Vero é che l'atto in questione é stato emanato sulla base del penultimo comma del predetto articolo: il quale demanda ad appositi decreti del Ministro del tesoro il compito di stabilire "le modalità di funzionamento del conto corrente e delle contabilità speciali" intestate alle U.S.L. (come appunto risulta dal titolo del decreto stesso).
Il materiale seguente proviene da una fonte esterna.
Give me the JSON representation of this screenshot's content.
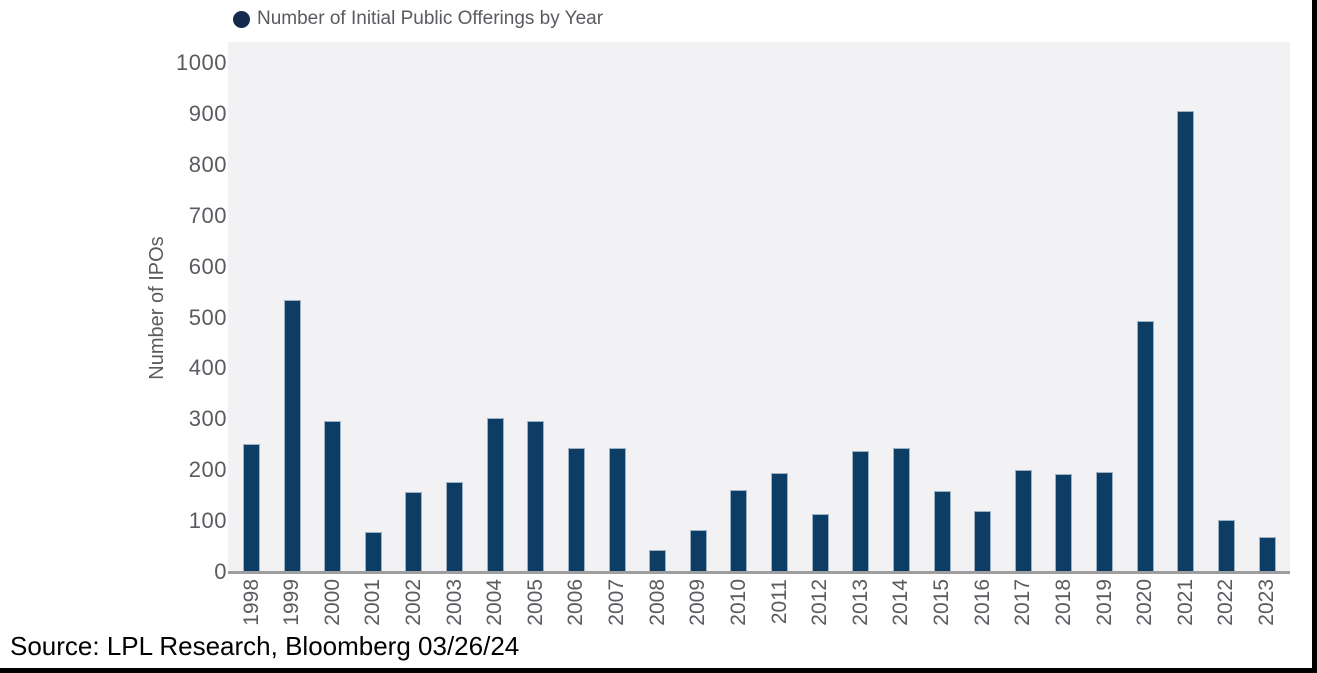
{
  "legend": {
    "label": "Number of Initial Public Offerings by Year"
  },
  "y_axis": {
    "title": "Number of IPOs"
  },
  "source": {
    "text": "Source: LPL Research, Bloomberg 03/26/24"
  },
  "colors": {
    "bar": "#0d3c64",
    "bar_edge": "#9db1c4",
    "legend_dot": "#15294d",
    "plot_background": "#f2f2f4",
    "axis_line": "#9e9e9e",
    "label_text": "#595b60",
    "source_text": "#000000",
    "frame": "#000000"
  },
  "chart_data": {
    "type": "bar",
    "title": "Number of Initial Public Offerings by Year",
    "categories": [
      "1998",
      "1999",
      "2000",
      "2001",
      "2002",
      "2003",
      "2004",
      "2005",
      "2006",
      "2007",
      "2008",
      "2009",
      "2010",
      "2011",
      "2012",
      "2013",
      "2014",
      "2015",
      "2016",
      "2017",
      "2018",
      "2019",
      "2020",
      "2021",
      "2022",
      "2023"
    ],
    "values": [
      252,
      535,
      297,
      78,
      157,
      176,
      302,
      297,
      243,
      244,
      44,
      83,
      162,
      195,
      114,
      238,
      244,
      160,
      119,
      201,
      193,
      196,
      494,
      906,
      102,
      68
    ],
    "xlabel": "",
    "ylabel": "Number of IPOs",
    "ylim": [
      0,
      1040
    ],
    "yticks": [
      0,
      100,
      200,
      300,
      400,
      500,
      600,
      700,
      800,
      900,
      1000
    ],
    "grid": false,
    "legend_position": "top-left"
  }
}
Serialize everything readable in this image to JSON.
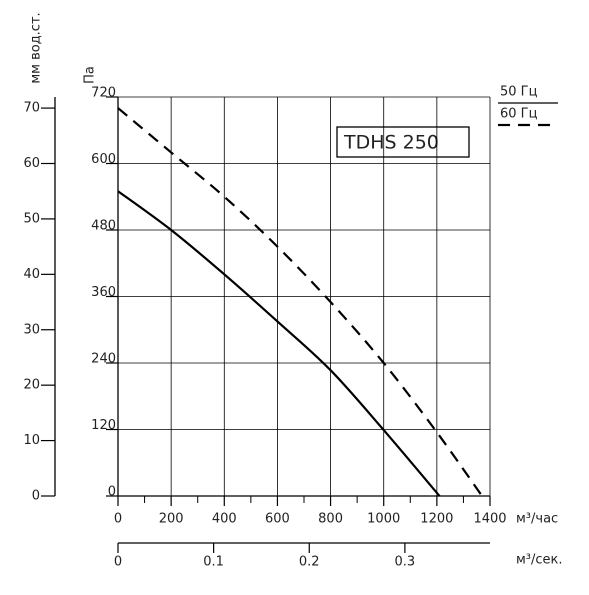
{
  "chart_data": {
    "type": "line",
    "title": "TDHS 250",
    "x_label": "м³/час",
    "y_label": "Па",
    "y2_label": "мм вод.ст.",
    "x2_label": "м³/сек.",
    "xlim": [
      0,
      1400
    ],
    "xticks": [
      0,
      200,
      400,
      600,
      800,
      1000,
      1200,
      1400
    ],
    "xminorticks": [
      100,
      300,
      500,
      700,
      900,
      1100,
      1300
    ],
    "ylim": [
      0,
      720
    ],
    "yticks": [
      0,
      120,
      240,
      360,
      480,
      600,
      720
    ],
    "y2lim": [
      0,
      72
    ],
    "y2ticks": [
      0,
      10,
      20,
      30,
      40,
      50,
      60,
      70
    ],
    "x2lim": [
      0,
      0.389
    ],
    "x2ticks": [
      0,
      0.1,
      0.2,
      0.3
    ],
    "grid": true,
    "series": [
      {
        "name": "50 Гц",
        "color": "#000000",
        "dashed": false,
        "x": [
          0,
          200,
          400,
          600,
          800,
          1000,
          1210
        ],
        "values": [
          550,
          480,
          400,
          315,
          227,
          119,
          0
        ]
      },
      {
        "name": "60 Гц",
        "color": "#000000",
        "dashed": true,
        "x": [
          0,
          200,
          400,
          600,
          800,
          1000,
          1200,
          1370
        ],
        "values": [
          700,
          620,
          540,
          450,
          350,
          240,
          115,
          0
        ]
      }
    ]
  }
}
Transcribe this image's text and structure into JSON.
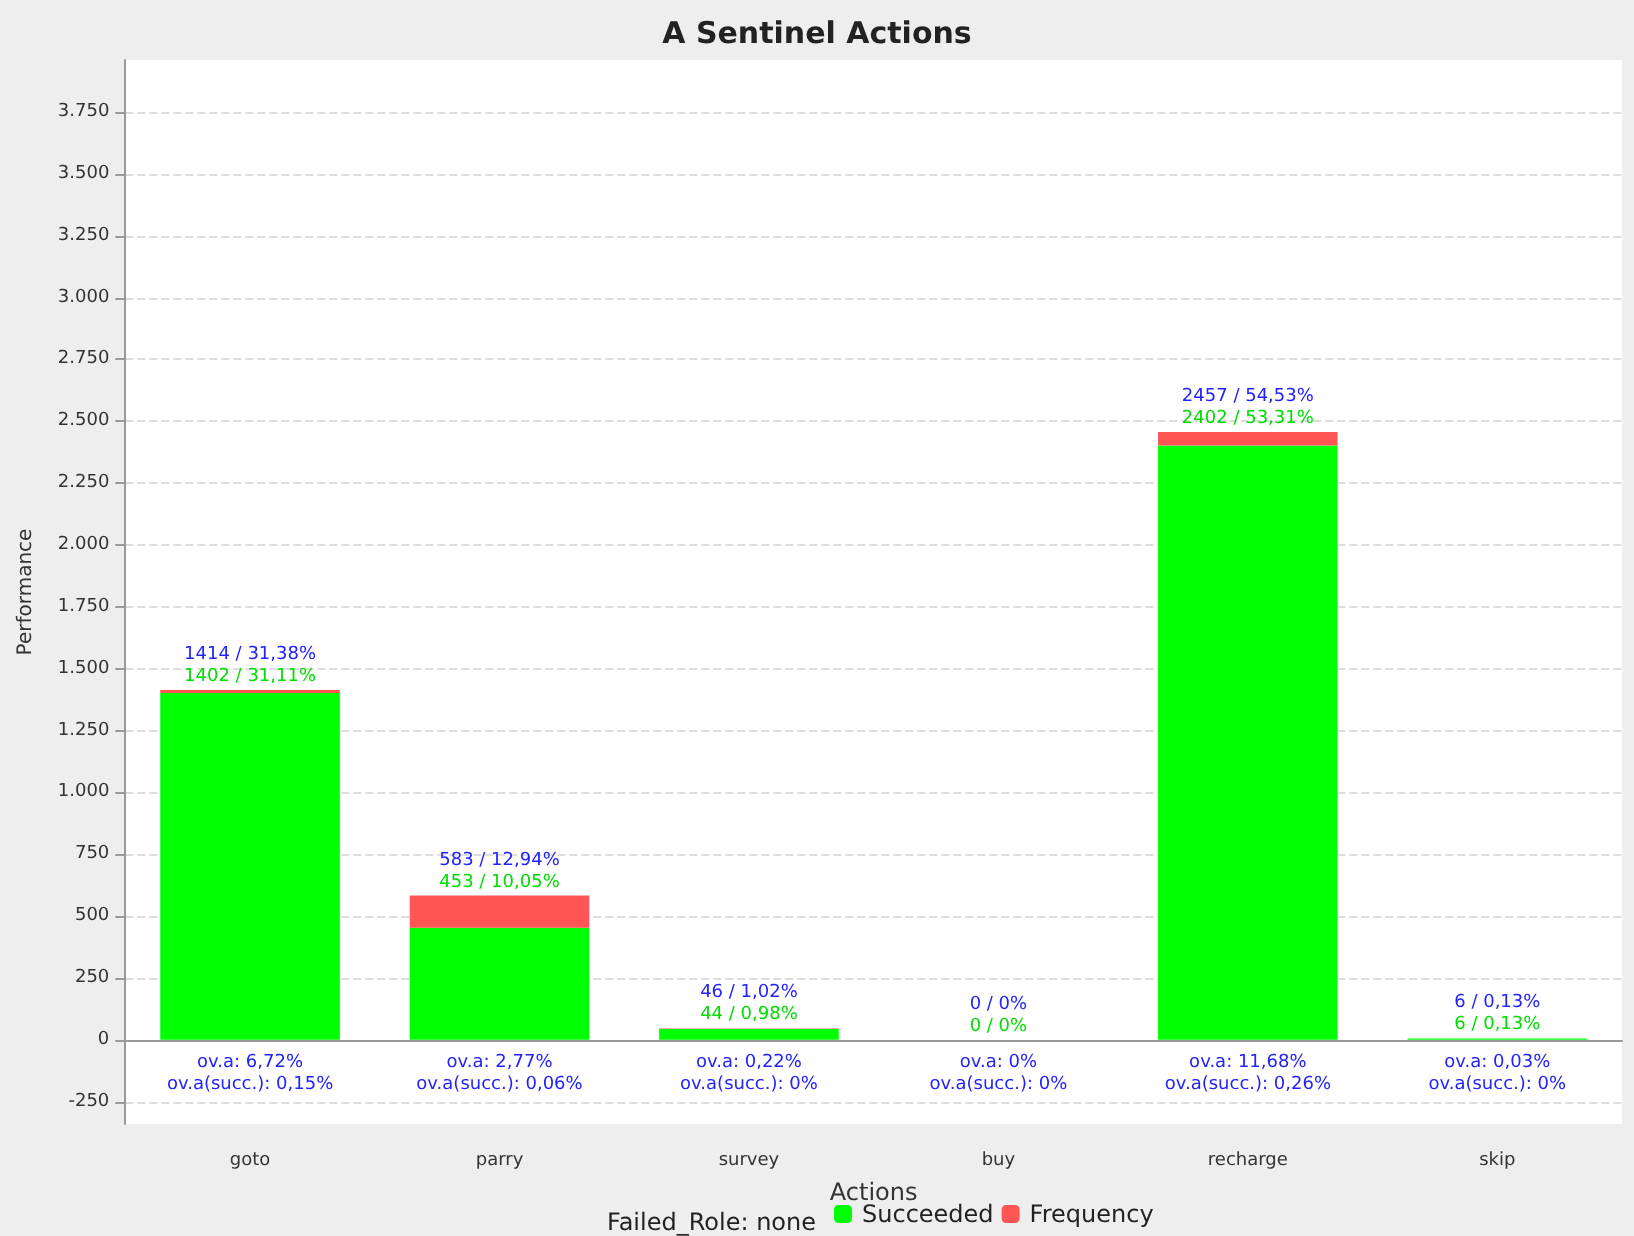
{
  "chart_data": {
    "type": "bar",
    "title": "A Sentinel Actions",
    "xlabel": "Actions",
    "ylabel": "Performance",
    "legend_title": "Failed_Role: none",
    "categories": [
      "goto",
      "parry",
      "survey",
      "buy",
      "recharge",
      "skip"
    ],
    "stacked": true,
    "series": [
      {
        "name": "Succeeded",
        "color": "#00ff00",
        "values": [
          1402,
          453,
          44,
          0,
          2402,
          6
        ],
        "value_labels": [
          "1402 / 31,11%",
          "453 / 10,05%",
          "44 / 0,98%",
          "0 / 0%",
          "2402 / 53,31%",
          "6 / 0,13%"
        ]
      },
      {
        "name": "Frequency",
        "color": "#ff5555",
        "values": [
          12,
          130,
          2,
          0,
          55,
          0
        ]
      }
    ],
    "totals": [
      "1414 / 31,38%",
      "583 / 12,94%",
      "46 / 1,02%",
      "0 / 0%",
      "2457 / 54,53%",
      "6 / 0,13%"
    ],
    "annotations": [
      {
        "text": "ov.a: 6,72%\nov.a(succ.): 0,15%",
        "x": "goto",
        "y": 0
      },
      {
        "text": "ov.a: 2,77%\nov.a(succ.): 0,06%",
        "x": "parry",
        "y": 0
      },
      {
        "text": "ov.a: 0,22%\nov.a(succ.): 0%",
        "x": "survey",
        "y": 0
      },
      {
        "text": "ov.a: 0%\nov.a(succ.): 0%",
        "x": "buy",
        "y": 0
      },
      {
        "text": "ov.a: 11,68%\nov.a(succ.): 0,26%",
        "x": "recharge",
        "y": 0
      },
      {
        "text": "ov.a: 0,03%\nov.a(succ.): 0%",
        "x": "skip",
        "y": 0
      }
    ],
    "ylim": [
      -340,
      3960
    ],
    "yticks": [
      -250,
      0,
      250,
      500,
      750,
      {
        "value": 1000,
        "label": "1.000"
      },
      {
        "value": 1250,
        "label": "1.250"
      },
      {
        "value": 1500,
        "label": "1.500"
      },
      {
        "value": 1750,
        "label": "1.750"
      },
      {
        "value": 2000,
        "label": "2.000"
      },
      {
        "value": 2250,
        "label": "2.250"
      },
      {
        "value": 2500,
        "label": "2.500"
      },
      {
        "value": 2750,
        "label": "2.750"
      },
      {
        "value": 3000,
        "label": "3.000"
      },
      {
        "value": 3250,
        "label": "3.250"
      },
      {
        "value": 3500,
        "label": "3.500"
      },
      {
        "value": 3750,
        "label": "3.750"
      }
    ],
    "grid": "y",
    "legend": "bottom"
  }
}
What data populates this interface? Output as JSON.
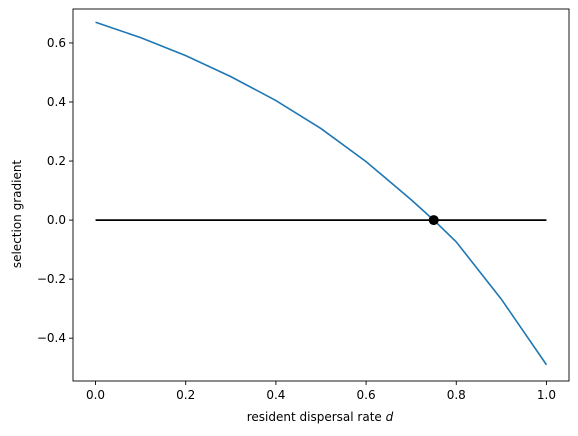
{
  "chart_data": {
    "type": "line",
    "title": "",
    "xlabel": "resident dispersal rate",
    "xlabel_var": "d",
    "ylabel": "selection gradient",
    "xlim": [
      -0.05,
      1.05
    ],
    "ylim": [
      -0.545,
      0.715
    ],
    "xticks": [
      0.0,
      0.2,
      0.4,
      0.6,
      0.8,
      1.0
    ],
    "xtick_labels": [
      "0.0",
      "0.2",
      "0.4",
      "0.6",
      "0.8",
      "1.0"
    ],
    "yticks": [
      -0.4,
      -0.2,
      0.0,
      0.2,
      0.4,
      0.6
    ],
    "ytick_labels": [
      "−0.4",
      "−0.2",
      "0.0",
      "0.2",
      "0.4",
      "0.6"
    ],
    "grid": false,
    "legend": "none",
    "series": [
      {
        "color": "#1f77b4",
        "x": [
          0.0,
          0.1,
          0.2,
          0.3,
          0.4,
          0.5,
          0.6,
          0.7,
          0.75,
          0.8,
          0.9,
          1.0
        ],
        "y": [
          0.67,
          0.618,
          0.557,
          0.486,
          0.405,
          0.31,
          0.198,
          0.069,
          0.0,
          -0.074,
          -0.268,
          -0.49
        ]
      },
      {
        "color": "#000000",
        "x": [
          0.0,
          1.0
        ],
        "y": [
          0.0,
          0.0
        ]
      }
    ],
    "markers": [
      {
        "x": 0.75,
        "y": 0.0,
        "color": "#000000"
      }
    ]
  }
}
Ed il conto del quale si tratta é quello in cui l'art. 35, quinto comma, impone l'accreditamento, mediante prelievo dai conti intestati alle corrispettive Regioni, degli importi destinati alle U.S.L. per ogni trimestre, in base al penultimo comma dell'art. 51 della legge istitutiva del servizio sanitario nazionale; dopo di che le varie sezioni di tesoreria provinciale dello Stato, dando sempre applicazione ai provvedimenti regionali di riparto dei fondi disponibili, accreditano a loro volta le quote spettanti alle Unità - sulla base del sesto comma dell'art. 35 - "ad apposite contabilità speciali".

Ora, su tutta questa normativa la Corte si é già pronunciata, mediante la sentenza di rigetto n. 162 del 1982: con cui si é respinta - fra l'altro - un'impugnativa proposta in via principale dalla stessa Regione Emilia-Romagna, precisando che il "meccanismo" or ora descritto "non viola l'autonomia costituzionalmente garantita alle Regioni, in quanto resta integro il potere di ripartire le risorse finanziarie disponibili tra le diverse destinazioni"; ed aggiungendo che "l'aver il legislatore creato un più stretto coordinamento temporale fra il momento del prelievo dalla Tesoreria Centrale e il momento della spesa effettuata dagli organi erogatori del servizio sanitario risponde alla esigenza obiettiva, nell'interesse dell'intera comunità nazionale, di un opportuno coordinamento del flusso della spesa sanitaria con quello delle entrate destinate a fronteggiarla".

Ma la prima e fondamentale doglianza prospettata dal ricorso in esame non fa che ribadire i motivi già ritenuti infondati dalla citata decisione della Corte. Non a caso, la ricorrente avverte in modo espresso che le denunce mosse con riguardo all'impugnato decreto ministeriale "coincidono... nella sostanza" con quelle già rivolte a sostenere l'illegittimità dell'art. 35 della legge n. 119. E dunque s'impongono - a più forte ragione - le conclusioni raggiunte dalla sentenza n. 28 del 1979, nel senso che non é ammissibile un conflitto con cui si risollevi la medesima questione già proposta nei confronti della disciplina legislativa di base, senza che sia ravvisabile la necessaria distinzione fra il tema del conflitto stesso e quello del previo giudizio di legittimità costituzionale.

Né, d'altra parte, le conclusioni mutano quanto all'ulteriore motivo di ricorso, con cui si sostiene la violazione della riserva di legge regionale, stabilita dall'art. 33 della legge 19 maggio 1976, n. 335. Infatti, la ricorrente non precisa - altro che in via vagamente esemplificativa - in che termini si sarebbe concretato l'asserito vizio.

 

 

PER QUESTI MOTIVI

LA CORTE COSTITUZIONALE

 

dichiara inammissibili i ricorsi per conflitto di attribuzione, proposti dalla Regione Emilia-Romagna in relazione al decreto 5 maggio 1981 del Ministro del tesoro, alla circolare 5 maggio 1981, n. 88438, ed al telegramma 9 maggio 1981 del Direttore generale del tesoro.

Così deciso in Roma, nella sede della Corte costituzionale, Palazzo della Consulta, il 24 ottobre 1985.

Guglielmo ROEHRSSEN - Livio PALADIN

Depositata in cancelleria il 29 ottobre 1985.